# IO and streams

.NET provides classes for working with files and streaming data. This notebook will go through some of these classes and some examples how to make best use of them.

## Working with files and directories

In [None]:
using System.IO;

// DirectoryInfo class can be used to get information about the file system
var directoryInfo = new DirectoryInfo(".");

foreach (DirectoryInfo directory in directoryInfo.GetDirectories())
{
    Console.WriteLine(directory.Name);
}

In [None]:
// Similarly FileInfo can be used to get information about files
foreach (FileInfo file in directoryInfo.GetFiles())
{
    Console.WriteLine(file.Name);
}

In [None]:
// Both classes can be leverage together to get the full information about the available files and directories

void PrintContentsRecursively(DirectoryInfo root, int depth = 0)
{
    foreach (var directory in root.GetDirectories())
    {
        Console.WriteLine($"{new String('-', depth)} {directory.Name}");
        PrintContentsRecursively(directory, depth + 1);
    }

    foreach (var file in root.GetFiles())
    {
        Console.WriteLine($"{new String('-', depth)} {file.Name}");
    }

    return;
}

PrintContentsRecursively(new DirectoryInfo("."), 0);

In [None]:
// Any errors will be provded as exceptions

var directory = new DirectoryInfo("K://");

try
{
    directory.GetDirectories();
}
catch (DirectoryNotFoundException)
{
    Console.WriteLine("Directory does not exist");
}
catch (UnauthorizedAccessException)
{
    Console.WriteLine("Cannot access");
}

var file = new FileInfo("fileeee");

try
{
    file.OpenRead();
}
catch (FileNotFoundException)
{
    Console.WriteLine("File does not exist");
}

## Reading from files

In simplest cases files can be read and written to using the `File` class. 

In [None]:
// Write to File

File.WriteAllText("test.txt", "Hello World");

In [None]:
// Read from the same file

Console.WriteLine(File.ReadAllText("test.txt"));

In [None]:
// File can be written line by line

for (int i = 0; i < 10; i++)
{
    File.AppendAllText("test.txt", $"Line {i}\n");
}

In [None]:
// File can also be read line by line

foreach (var line in File.ReadLines("test.txt"))
{
    Console.WriteLine(line);
}

In [None]:
// File can be cleared
// WriteLine appends to the end of file, while WriteAllText clears the file and writes the content

File.WriteAllText("test.txt", "");

## Streams

Streams allows working with the data whose size is not known.
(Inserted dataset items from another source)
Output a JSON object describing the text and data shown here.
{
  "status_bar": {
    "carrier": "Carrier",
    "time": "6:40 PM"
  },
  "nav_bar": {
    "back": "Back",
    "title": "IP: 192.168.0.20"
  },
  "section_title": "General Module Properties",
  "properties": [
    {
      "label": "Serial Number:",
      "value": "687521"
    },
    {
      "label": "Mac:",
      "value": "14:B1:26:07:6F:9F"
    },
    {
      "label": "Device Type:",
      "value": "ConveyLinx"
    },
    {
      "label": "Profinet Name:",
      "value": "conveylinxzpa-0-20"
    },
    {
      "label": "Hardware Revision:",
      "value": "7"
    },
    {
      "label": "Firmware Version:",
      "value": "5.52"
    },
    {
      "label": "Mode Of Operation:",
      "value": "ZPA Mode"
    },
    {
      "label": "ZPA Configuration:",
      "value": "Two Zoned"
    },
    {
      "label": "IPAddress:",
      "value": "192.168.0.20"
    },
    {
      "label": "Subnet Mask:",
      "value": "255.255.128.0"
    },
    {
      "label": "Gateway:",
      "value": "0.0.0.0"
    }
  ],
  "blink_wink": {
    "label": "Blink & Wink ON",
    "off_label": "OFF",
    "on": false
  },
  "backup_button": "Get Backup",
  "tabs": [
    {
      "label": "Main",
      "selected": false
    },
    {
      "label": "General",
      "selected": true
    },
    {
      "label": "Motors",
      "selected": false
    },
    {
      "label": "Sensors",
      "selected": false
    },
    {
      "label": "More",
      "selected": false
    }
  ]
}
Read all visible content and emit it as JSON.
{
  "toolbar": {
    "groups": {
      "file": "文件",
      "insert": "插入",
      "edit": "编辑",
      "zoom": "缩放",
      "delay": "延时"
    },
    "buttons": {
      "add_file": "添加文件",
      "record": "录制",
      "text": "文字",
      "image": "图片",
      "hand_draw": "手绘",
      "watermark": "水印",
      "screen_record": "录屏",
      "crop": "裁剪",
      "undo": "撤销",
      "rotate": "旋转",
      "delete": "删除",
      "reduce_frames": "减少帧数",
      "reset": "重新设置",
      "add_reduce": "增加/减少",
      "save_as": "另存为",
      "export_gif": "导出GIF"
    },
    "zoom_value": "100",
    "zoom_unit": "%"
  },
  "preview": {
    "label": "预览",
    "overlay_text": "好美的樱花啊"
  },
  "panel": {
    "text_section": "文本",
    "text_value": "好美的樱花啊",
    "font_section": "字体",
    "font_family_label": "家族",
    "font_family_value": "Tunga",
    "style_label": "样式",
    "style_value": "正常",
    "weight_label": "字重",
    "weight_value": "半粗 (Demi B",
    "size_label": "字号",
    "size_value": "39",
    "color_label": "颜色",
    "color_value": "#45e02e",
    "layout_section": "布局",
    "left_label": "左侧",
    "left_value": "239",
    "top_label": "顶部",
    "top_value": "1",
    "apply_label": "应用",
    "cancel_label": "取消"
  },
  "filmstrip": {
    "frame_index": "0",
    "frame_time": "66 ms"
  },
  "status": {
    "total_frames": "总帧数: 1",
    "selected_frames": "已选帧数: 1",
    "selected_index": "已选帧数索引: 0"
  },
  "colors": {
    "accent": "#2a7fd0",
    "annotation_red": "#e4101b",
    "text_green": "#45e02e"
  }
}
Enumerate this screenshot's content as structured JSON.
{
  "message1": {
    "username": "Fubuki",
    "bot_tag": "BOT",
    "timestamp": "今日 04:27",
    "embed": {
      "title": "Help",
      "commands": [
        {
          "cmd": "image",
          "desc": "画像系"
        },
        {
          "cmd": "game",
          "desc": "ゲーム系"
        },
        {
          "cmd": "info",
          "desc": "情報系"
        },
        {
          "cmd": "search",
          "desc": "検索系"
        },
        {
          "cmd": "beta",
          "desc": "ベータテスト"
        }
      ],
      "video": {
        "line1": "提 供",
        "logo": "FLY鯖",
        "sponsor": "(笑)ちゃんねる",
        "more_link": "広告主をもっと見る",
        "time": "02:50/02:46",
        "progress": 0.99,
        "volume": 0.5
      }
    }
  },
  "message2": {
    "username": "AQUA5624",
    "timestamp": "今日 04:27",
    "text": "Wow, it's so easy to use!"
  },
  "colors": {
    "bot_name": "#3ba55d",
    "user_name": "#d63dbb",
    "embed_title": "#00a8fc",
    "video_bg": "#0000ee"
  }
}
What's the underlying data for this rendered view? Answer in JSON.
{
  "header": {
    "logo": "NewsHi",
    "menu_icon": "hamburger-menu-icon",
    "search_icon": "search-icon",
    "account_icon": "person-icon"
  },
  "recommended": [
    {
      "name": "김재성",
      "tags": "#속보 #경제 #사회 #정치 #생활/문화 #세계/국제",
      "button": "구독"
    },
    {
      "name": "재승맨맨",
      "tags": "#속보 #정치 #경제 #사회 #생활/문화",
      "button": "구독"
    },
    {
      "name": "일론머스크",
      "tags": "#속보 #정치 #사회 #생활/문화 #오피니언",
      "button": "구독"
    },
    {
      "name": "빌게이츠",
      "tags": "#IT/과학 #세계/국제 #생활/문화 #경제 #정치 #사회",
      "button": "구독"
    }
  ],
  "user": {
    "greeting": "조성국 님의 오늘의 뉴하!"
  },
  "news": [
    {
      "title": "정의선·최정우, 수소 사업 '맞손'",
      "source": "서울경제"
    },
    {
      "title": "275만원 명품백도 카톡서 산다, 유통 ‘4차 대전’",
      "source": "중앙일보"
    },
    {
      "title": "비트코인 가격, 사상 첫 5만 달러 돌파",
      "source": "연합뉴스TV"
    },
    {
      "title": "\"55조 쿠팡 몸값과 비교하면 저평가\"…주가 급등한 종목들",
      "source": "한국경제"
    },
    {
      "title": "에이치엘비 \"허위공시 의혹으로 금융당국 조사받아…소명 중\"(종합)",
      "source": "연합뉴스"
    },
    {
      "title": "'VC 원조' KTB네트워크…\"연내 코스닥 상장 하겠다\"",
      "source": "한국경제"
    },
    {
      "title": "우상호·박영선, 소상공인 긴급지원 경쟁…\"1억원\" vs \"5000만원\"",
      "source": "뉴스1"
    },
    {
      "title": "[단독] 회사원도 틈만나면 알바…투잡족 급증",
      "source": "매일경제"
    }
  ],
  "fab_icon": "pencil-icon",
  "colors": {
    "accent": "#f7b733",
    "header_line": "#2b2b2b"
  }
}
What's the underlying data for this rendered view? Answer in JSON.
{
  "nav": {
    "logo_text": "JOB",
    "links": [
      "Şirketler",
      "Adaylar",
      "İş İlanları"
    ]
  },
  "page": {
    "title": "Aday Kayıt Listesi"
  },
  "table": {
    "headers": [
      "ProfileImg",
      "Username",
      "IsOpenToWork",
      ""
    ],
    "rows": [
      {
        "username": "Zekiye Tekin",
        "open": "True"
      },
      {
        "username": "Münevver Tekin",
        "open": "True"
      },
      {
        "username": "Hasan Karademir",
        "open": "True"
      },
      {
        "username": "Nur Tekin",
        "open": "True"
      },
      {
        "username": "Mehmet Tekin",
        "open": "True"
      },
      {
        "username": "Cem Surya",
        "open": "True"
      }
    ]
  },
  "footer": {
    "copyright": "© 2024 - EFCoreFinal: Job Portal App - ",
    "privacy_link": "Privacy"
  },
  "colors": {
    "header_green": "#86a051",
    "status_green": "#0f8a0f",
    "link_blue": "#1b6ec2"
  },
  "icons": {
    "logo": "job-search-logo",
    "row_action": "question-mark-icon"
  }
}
Using the streams for processing, the data is manipulated one chunk at the time. Chunk can be one line, one json object, predefined amount of bytes, etc.

In [None]:
// File can be written to using the stream

// Passing the string argument to the StreamWriter constructor will create the file to write to
// However there are constructor overload for other cases like writing to other streams and such
using (var streamWriter = new StreamWriter("test.txt"))
{
    streamWriter.WriteLine("Hello World");
}

In [None]:
// Stream allows to continually write to the file with the same handle

// Writing byte by byte
using (var fileStream = new FileStream("test.txt", FileMode.Append))
{
    for (int i = 0; i < 10; i++)
    {
        fileStream.WriteByte((byte)i);
    }
}

In [None]:
// Using the stream to write to file you don't need to have all the data in memory at once,
// but it can be created and written in chunks

using (var fileStream = new FileStream("test.txt", FileMode.Create))
for (var i = 0; i < 1_000_000; i++)
{
    // format i to 7 digit string and convert it to byte array
    var byteString = Encoding.UTF8.GetBytes(i.ToString("D7") + "\n");

    fileStream.Write(byteString);
}

In [None]:
// Using a stream reader, bytes at an offset can be read

using (var fileStream = new FileStream("test.txt", FileMode.Open))
{
    var buffer = new byte[8];
    fileStream.Seek(8 * 123556, SeekOrigin.Begin);
    fileStream.Read(buffer, 0, 8);
    Console.WriteLine(Encoding.UTF8.GetString(buffer));
}

## Example of processing large file

This example will focus on how to read large from the disk while still maintaining small memory footprint in the process.

In [None]:
// Seed a file with lots of random numbers
using System.IO;

using (var fileStream = new FileStream("test.txt", FileMode.Create))
{
    var random = new Random();
    // Will effectively write 10000000 * 8 bytes to file (~800MB)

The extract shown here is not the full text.